Aboard MS Balmoral: Cruise ship passengers and crew said prayers Sunday at the spot in the North Atlantic where the Titanic sank 100 years ago with the loss of more than 1,500 lives.
Passengers lined the decks of MS Balmoral, which has been retracing the route of the doomed voyage. After a moment of silence, three floral wreaths were cast onto the waves as the ship's whistle sounded in the dark.
Another cruise ship, Journey, which has traveled from New York, also held a service at the site of the disaster, 400 miles (640 kilometers) off the coast of Newfoundland.
The Titanic, the world's largest and most luxurious ocean liner, was traveling from England to New York when it struck an iceberg at 11:40 p.m. on April 14, 1912. It sank less than three hours later, with the loss of more than 1,500 of the 2,208 passengers and crew.
A century on, events around the globe are marking a tragedy that retains its grip on the world's imagination.
In Belfast, Northern Ireland, where the Titanic was built, a new memorial featuring the names of all victims of the disaster was being unveiled Sunday at a ceremony attended by local dignitaries, relatives of the dead and explorer Robert Ballard, who discovered the wreck of the Titanic on the ocean floor in 1985.
On Saturday, thousands attended a memorial concert in Belfast featuring performances by Bryan Ferry and soul singer Joss Stone, as well as 100 drummers beating out a new percussion work, "Titanic Drums."
At St. Anne's Cathedral in the city, a performance of composer Philip Hammond's "The Requiem for the Lost Souls of the Titanic" was followed by a torch-lit procession to the Titanic Memorial in the grounds of city hall.
The requiem — performed by male choristers dressed as ship's crew and female performers in black — also included words by Belfast novelist Glenn Patterson, who imagined the victims reflecting on all they had missed in the last 100 years.
"We passed instead into myth, launched a library full of books, enough film to cross the Atlantic three times over, more conspiracy theories than Kennedy, 97 million web pages, a tourist industry, a requiem or two," Patterson said. "We will live longer than every one of you."
Remembrance ceremonies also were being held in the ship's departure port of Southampton, southern England — home to hundreds of Titanic crew who perished — and in Halifax, Nova Scotia, where more than 100 victims of the tragedy are buried.
The most famous maritime disaster in history was being marked even in places without direct links to it.
Venues in Las Vegas, San Diego, Houston and Singapore are hosting Titanic exhibitions that include artifacts recovered from the site of the wreck. Among the items: bottles of perfume, porcelain dishes, and a 17-foot piece of hull.
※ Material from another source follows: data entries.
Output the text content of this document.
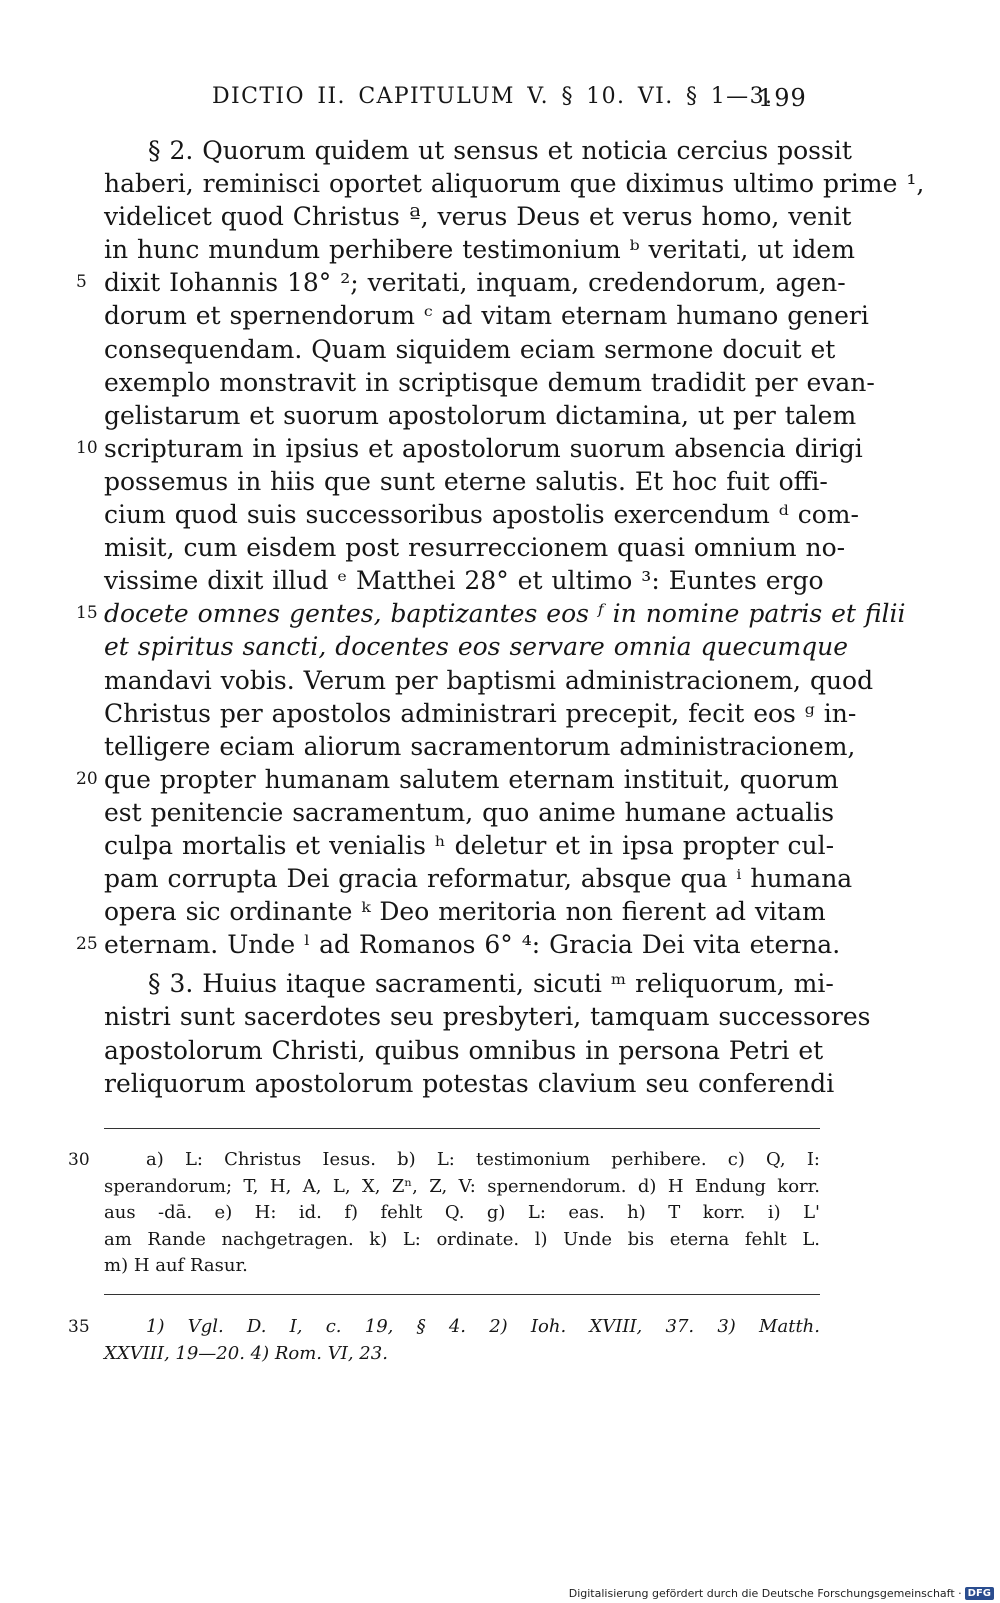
DICTIO II. CAPITULUM V. § 10. VI. § 1—3.
199
§ 2. Quorum quidem ut sensus et noticia cercius possit
haberi, reminisci oportet aliquorum que diximus ultimo prime ¹,
videlicet quod Christus ª, verus Deus et verus homo, venit
in hunc mundum perhibere testimonium ᵇ veritati, ut idem
5 dixit Iohannis 18° ²; veritati, inquam, credendorum, agen-
dorum et spernendorum ᶜ ad vitam eternam humano generi
consequendam. Quam siquidem eciam sermone docuit et
exemplo monstravit in scriptisque demum tradidit per evan-
gelistarum et suorum apostolorum dictamina, ut per talem
10 scripturam in ipsius et apostolorum suorum absencia dirigi
possemus in hiis que sunt eterne salutis. Et hoc fuit offi-
cium quod suis successoribus apostolis exercendum ᵈ com-
misit, cum eisdem post resurreccionem quasi omnium no-
vissime dixit illud ᵉ Matthei 28° et ultimo ³: Euntes ergo
15 docete omnes gentes, baptizantes eos ᶠ in nomine patris et filii
et spiritus sancti, docentes eos servare omnia quecumque
mandavi vobis. Verum per baptismi administracionem, quod
Christus per apostolos administrari precepit, fecit eos ᵍ in-
telligere eciam aliorum sacramentorum administracionem,
20 que propter humanam salutem eternam instituit, quorum
est penitencie sacramentum, quo anime humane actualis
culpa mortalis et venialis ʰ deletur et in ipsa propter cul-
pam corrupta Dei gracia reformatur, absque qua ⁱ humana
opera sic ordinante ᵏ Deo meritoria non fierent ad vitam
25 eternam. Unde ˡ ad Romanos 6° ⁴: Gracia Dei vita eterna.
§ 3. Huius itaque sacramenti, sicuti ᵐ reliquorum, mi-
nistri sunt sacerdotes seu presbyteri, tamquam successores
apostolorum Christi, quibus omnibus in persona Petri et
reliquorum apostolorum potestas clavium seu conferendi
30	a) L: Christus Iesus. b) L: testimonium perhibere. c) Q, I:
sperandorum; T, H, A, L, X, Zⁿ, Z, V: spernendorum. d) H Endung korr.
aus -dā. e) H: id. f) fehlt Q. g) L: eas. h) T korr. i) L'
am Rande nachgetragen. k) L: ordinate. l) Unde bis eterna fehlt L.
m) H auf Rasur.
35	1) Vgl. D. I, c. 19, § 4. 2) Ioh. XVIII, 37. 3) Matth.
XXVIII, 19—20. 4) Rom. VI, 23.
Digitalisierung gefördert durch die Deutsche Forschungsgemeinschaft · DFG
The centenary of the disaster has been marked with a global outpouring of commemoration and commerce. Events have ranged from the opening of a glossy new tourist attraction telling the ship's story in Belfast to a 3-D re-release of James Cameron's 1997 romantic weepie "Titanic," which awakened a new generation's interest in the disaster.
Helen Edwards, one of 1,309 passengers on memorial cruise aboard the liner Balmoral who have spent the past week steeped in the Titanic's history and symbolism, said the story's continuing appeal was due to its strong mixture of romance and tragedy, history and fate.
"(There are) all the factors that came together for the ship to be right there, then, to hit that iceberg. All the stories of the passengers who ended up on the ship," said Edwards, a 62-year-old retiree from Silver Spring, Maryland. "It's just a microcosm of social history, personal histories, nautical histories.
"Romance is an appropriate word right up until the time of the tragedy — the band playing, the clothes. And then there's the tragedy."